Top Vegetarian Protein Sources


Protein is essential to human health and if you are trying to gain muscle then it is absolutely imperative. Even with a vegetarian lifestyle there are still plenty of ways to get the adequate amount of protein your body needs. Here are some of our recommendations:

Beans, Lentils and Legumes

 

 

There are many great options in this group. Choose what you like most, black, lentil, kidney, garbanzo, pinto, chickpea, etc and add it to your salad, grain, or have it as a side dish. Vegetarian chili with a mix of all your favorite beans is a great way make a delicious meal out of it.
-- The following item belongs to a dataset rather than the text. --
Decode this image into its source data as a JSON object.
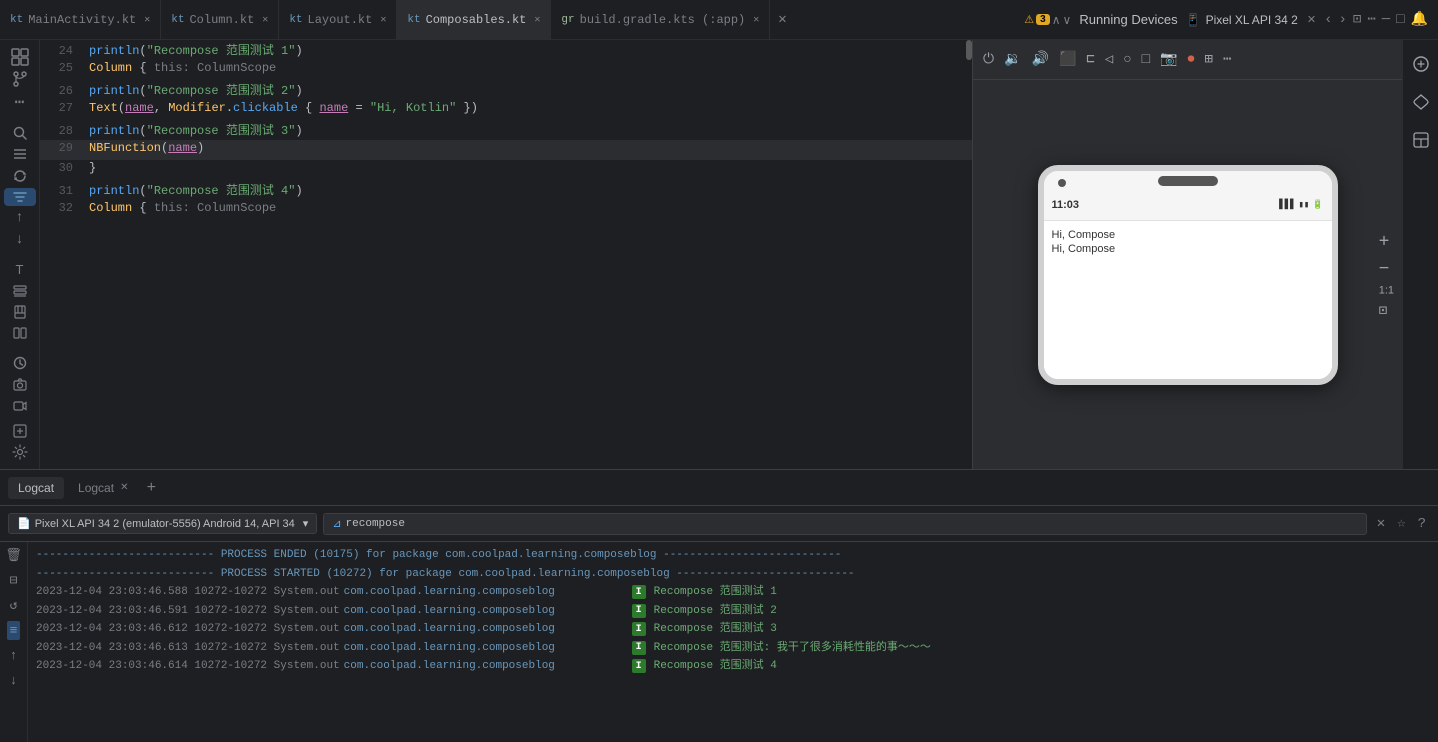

You can also mash up some chickpeas and make hummus for a healthy snack. Most beans range from 10 grams up to 20 grams of protein in a cup. Beans are also high in iron, fiber, and Vitamin B. Just be careful if you are on a low-carb diet as they are high in carbohydrates.

Soy

 

 

There are endless possibilities in this category. Tofu contains 20 grams of protein in one cup. This is a perfect meat alternative. It is best to use extra firm tofu as it has been pressed the longest so contains the most protein and least amount of carbs. Also give soy milk (7 grams protein per cup) a try, you may be surprised with how much you like it. One of my favorites is edamame, which I buy frozen from Costco so I always have it on hand. One cup contains 28 grams of protein, equal to a 3-ounce steak! There are many other soy products you can experiment with, such as cheese, miso, yogurt, ice cream, and tempeh. Tempeh is a fermented soybean that you may not have heard of. It has about 19 grams of protein and is also a great source for fiber, iron, potassium, B12 and calcium. Look for it next time your at your local market!

Nuts & Seeds

 

 

These are great for a small snack option. Nuts however are also high in fat so make sure you are watching your serving size. Almonds aka “The King of Nuts” have about 8 grams protein in ¼ cup. Sunflower seeds are filled with potassium, contain 6 grams of protein (in ¼ cup) and help reduce sodium in your body. Top your salad with them for a nutritious crunch!

Veggie Patties

 

 

Even meat lovers should give veggie patties a chance.  Morningstar patties provide 10 grams of protein with only 100 calories and 3 grams of fat. Replace your beef for this healthy alternative next time you’re grilling out, just make sure it’s sandwiched on a whole-wheat bun! The patties are also great to add to your salad to get that extra protein that you need.

Protein Supplements

 

 

Add protein to your smoothies or even your yogurt for an extra punch.  I buy whey protein in bulk to keep the cost down but it is something I can’t live without.  My standard post-workout drink consists of milk, protein, peanut butter, a banana, a little cocoa powder and it’s fantastic! You can also add protein when baking muffins, cookies, etc. There are also many options for protein supplements so read the labels and choose what’s best for you and your dietary needs.

Grains

 

 

Quinoa has become a staple in my house. Whole grains in general are a great source of protein but quinoa, which is known as the “complete protein,” packs in about twice as much. Quinoa is also one of very few non-meat “complete” proteins, meaning that it contains all nine essential amino acids. One cup of cooked quinoa is packed with 8 grams of protein and 9 grams of fiber.  The body absorbs grains slowly so grains provide us high quality energy to get us through our busy days.

Green Vegetables

 

 

These veggies don’t pack quite the protein punch that the options above to but you still get a decent amount of plant-based protein from them.  Spinach, kale, collards, and other leafy greens have about 5 grams per cup.  Always remember when choosing your leafy greens, the darker the more nutrients packed in. Broccoli, brussel sprouts, and asparagus contain about 6 grams per cup. 
 

What is your favorite vegetarian source of protein?